Rev. Humphrey, himself of victim of trauma when his son was murdered in 1997, feels that in order for there to be an effective reduction in the amount of violence suffered in Baltimore City, the relationship between the police and the community has to improve. Such an effort, Humphrey believes, requires a better appreciation for the fact that many young people get involved with drugs and crime not because they lack goodness, but because they feel a pressure to find some way to support their families financially.
“I’m not saying that if the police encounter a criminal, they’re supposed to have ice cream and cake with them,” said Rev. Humphrey in an interview with the AFRO, “but treat them like a human being.”
The Rev. Willie Ray, founder of Save Another Youth, a nonprofit working to reduce violence among young people in Baltimore City, made a similar point, noting that young gang members “greet each other with affection. . . . so they’re not far from being reached.”
Rev. Ray feels that more adults who have successfully navigated the difficult conditions of Baltimore City need to become engaged as mentors to young people struggling to do the same, rather than be lulled into complacency by the comfort they have achieved.
Ray is also campaigning for local churches to purchase vacant buildings in their surrounding areas to convert them into facilities where young people can spend their time rather than on the streets.
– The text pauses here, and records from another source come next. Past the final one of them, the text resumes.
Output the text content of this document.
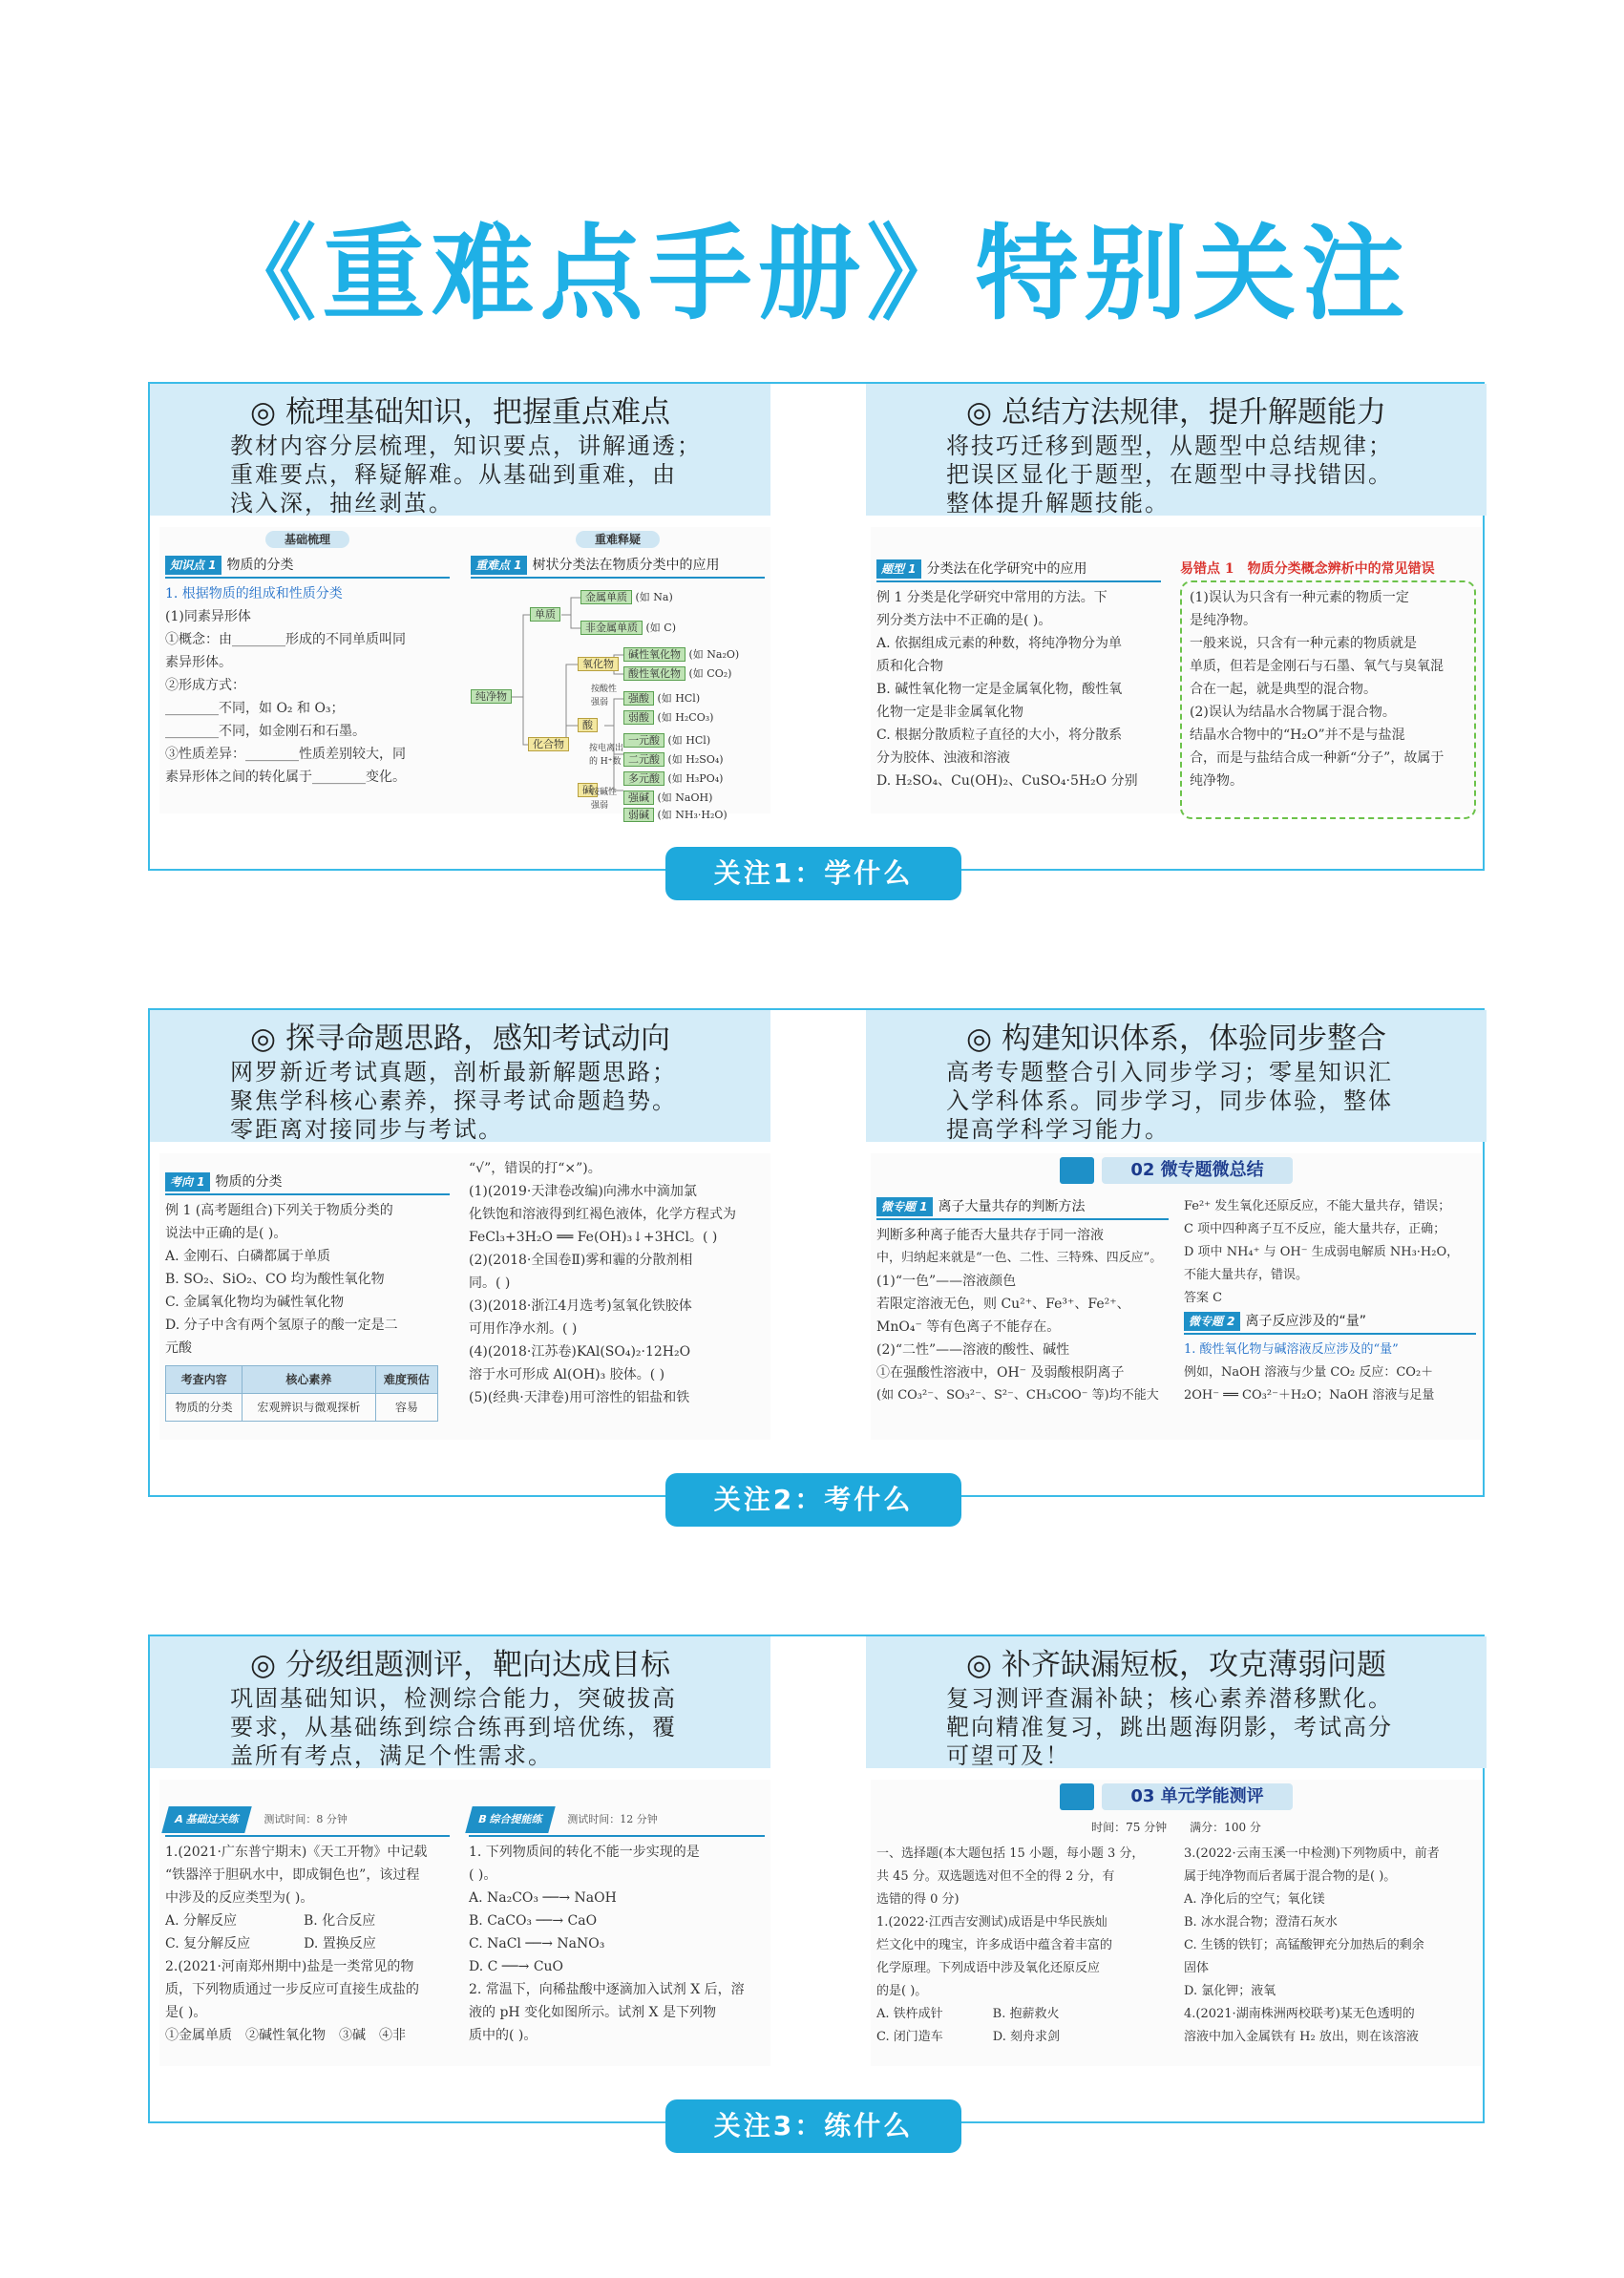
《重难点手册》特别关注
◎ 梳理基础知识，把握重点难点
教材内容分层梳理，知识要点，讲解通透；
重难要点，释疑解难。从基础到重难，由
浅入深，抽丝剥茧。
◎ 总结方法规律，提升解题能力
将技巧迁移到题型，从题型中总结规律；
把误区显化于题型，在题型中寻找错因。
整体提升解题技能。
基础梳理
知识点 1 物质的分类
1. 根据物质的组成和性质分类
(1)同素异形体
①概念：由________形成的不同单质叫同
素异形体。
②形成方式：
________不同，如 O₂ 和 O₃；
________不同，如金刚石和石墨。
③性质差异：________性质差别较大，同
素异形体之间的转化属于________变化。
重难释疑
重难点 1 树状分类法在物质分类中的应用
纯净物
单质
化合物
金属单质 (如 Na)
非金属单质 (如 C)
氧化物
碱性氧化物 (如 Na₂O)
酸性氧化物 (如 CO₂)
酸
强酸 (如 HCl)
弱酸 (如 H₂CO₃)
一元酸 (如 HCl)
二元酸 (如 H₂SO₄)
多元酸 (如 H₃PO₄)
碱
强碱 (如 NaOH)
弱碱 (如 NH₃·H₂O)
按酸性
强弱
按电离出
的 H⁺数
按碱性
强弱
题型 1 分类法在化学研究中的应用
例 1 分类是化学研究中常用的方法。下
列分类方法中不正确的是( )。
A. 依据组成元素的种数，将纯净物分为单
质和化合物
B. 碱性氧化物一定是金属氧化物，酸性氧
化物一定是非金属氧化物
C. 根据分散质粒子直径的大小，将分散系
分为胶体、浊液和溶液
D. H₂SO₄、Cu(OH)₂、CuSO₄·5H₂O 分别
易错点 1　物质分类概念辨析中的常见错误
(1)误认为只含有一种元素的物质一定
是纯净物。
一般来说，只含有一种元素的物质就是
单质，但若是金刚石与石墨、氧气与臭氧混
合在一起，就是典型的混合物。
(2)误认为结晶水合物属于混合物。
结晶水合物中的“H₂O”并不是与盐混
合，而是与盐结合成一种新“分子”，故属于
纯净物。
关注1：学什么
◎ 探寻命题思路，感知考试动向
网罗新近考试真题，剖析最新解题思路；
聚焦学科核心素养，探寻考试命题趋势。
零距离对接同步与考试。
◎ 构建知识体系，体验同步整合
高考专题整合引入同步学习；零星知识汇
入学科体系。同步学习，同步体验，整体
提高学科学习能力。
考向 1 物质的分类
例 1 (高考题组合)下列关于物质分类的
说法中正确的是( )。
A. 金刚石、白磷都属于单质
B. SO₂、SiO₂、CO 均为酸性氧化物
C. 金属氧化物均为碱性氧化物
D. 分子中含有两个氢原子的酸一定是二
元酸
考查内容	核心素养	难度预估
物质的分类	宏观辨识与微观探析	容易
“√”，错误的打“×”)。
(1)(2019·天津卷改编)向沸水中滴加氯
化铁饱和溶液得到红褐色液体，化学方程式为
FeCl₃+3H₂O ══ Fe(OH)₃↓+3HCl。( )
(2)(2018·全国卷Ⅱ)雾和霾的分散剂相
同。( )
(3)(2018·浙江4月选考)氢氧化铁胶体
可用作净水剂。( )
(4)(2018·江苏卷)KAl(SO₄)₂·12H₂O
溶于水可形成 Al(OH)₃ 胶体。( )
(5)(经典·天津卷)用可溶性的铝盐和铁
02 微专题微总结
微专题 1 离子大量共存的判断方法
判断多种离子能否大量共存于同一溶液
中，归纳起来就是“一色、二性、三特殊、四反应”。
(1)“一色”——溶液颜色
若限定溶液无色，则 Cu²⁺、Fe³⁺、Fe²⁺、
MnO₄⁻ 等有色离子不能存在。
(2)“二性”——溶液的酸性、碱性
①在强酸性溶液中，OH⁻ 及弱酸根阴离子
(如 CO₃²⁻、SO₃²⁻、S²⁻、CH₃COO⁻ 等)均不能大
Fe²⁺ 发生氧化还原反应，不能大量共存，错误；
C 项中四种离子互不反应，能大量共存，正确；
D 项中 NH₄⁺ 与 OH⁻ 生成弱电解质 NH₃·H₂O，
不能大量共存，错误。
答案 C
微专题 2 离子反应涉及的“量”
1. 酸性氧化物与碱溶液反应涉及的“量”
例如，NaOH 溶液与少量 CO₂ 反应：CO₂＋
2OH⁻ ══ CO₃²⁻＋H₂O；NaOH 溶液与足量
关注2：考什么
◎ 分级组题测评，靶向达成目标
巩固基础知识，检测综合能力，突破拔高
要求，从基础练到综合练再到培优练，覆
盖所有考点，满足个性需求。
◎ 补齐缺漏短板，攻克薄弱问题
复习测评查漏补缺；核心素养潜移默化。
靶向精准复习，跳出题海阴影，考试高分
可望可及！
A 基础过关练	测试时间：8 分钟
1.(2021·广东普宁期末)《天工开物》中记载
“铁器淬于胆矾水中，即成铜色也”，该过程
中涉及的反应类型为( )。
A. 分解反应　　　　　B. 化合反应
C. 复分解反应　　　　D. 置换反应
2.(2021·河南郑州期中)盐是一类常见的物
质，下列物质通过一步反应可直接生成盐的
是( )。
①金属单质　②碱性氧化物　③碱　④非
B 综合提能练	测试时间：12 分钟
1. 下列物质间的转化不能一步实现的是
( )。
A. Na₂CO₃ ──→ NaOH
B. CaCO₃ ──→ CaO
C. NaCl ──→ NaNO₃
D. C ──→ CuO
2. 常温下，向稀盐酸中逐滴加入试剂 X 后，溶
液的 pH 变化如图所示。试剂 X 是下列物
质中的( )。
03 单元学能测评
时间：75 分钟　　满分：100 分
一、选择题(本大题包括 15 小题，每小题 3 分，
共 45 分。双选题选对但不全的得 2 分，有
选错的得 0 分)
1.(2022·江西吉安测试)成语是中华民族灿
烂文化中的瑰宝，许多成语中蕴含着丰富的
化学原理。下列成语中涉及氧化还原反应
的是( )。
A. 铁杵成针　　　　B. 抱薪救火
C. 闭门造车　　　　D. 刻舟求剑
3.(2022·云南玉溪一中检测)下列物质中，前者
属于纯净物而后者属于混合物的是( )。
A. 净化后的空气；氧化镁
B. 冰水混合物；澄清石灰水
C. 生锈的铁钉；高锰酸钾充分加热后的剩余
固体
D. 氯化钾；液氧
4.(2021·湖南株洲两校联考)某无色透明的
溶液中加入金属铁有 H₂ 放出，则在该溶液
关注3：练什么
Both of the ministers noted that the city has shut down many recreation centers in a conversation with the AFRO, marking a decided lack of financial investment in youth that abandons them to the streets. Rev. Humphrey said more funding should be made available not only to serve youth, but to address the needs of victims of trauma, a lack of support that has limited his efforts to expand his work throughout Baltimore.
Dr. Leaf notes that, while there are many great mental health clinicians and initiatives operating in Baltimore City, the immensity of the problem of violence continues to outpace the available resources.
Latrina Antoine and Courtney Jacobs contributed to this report.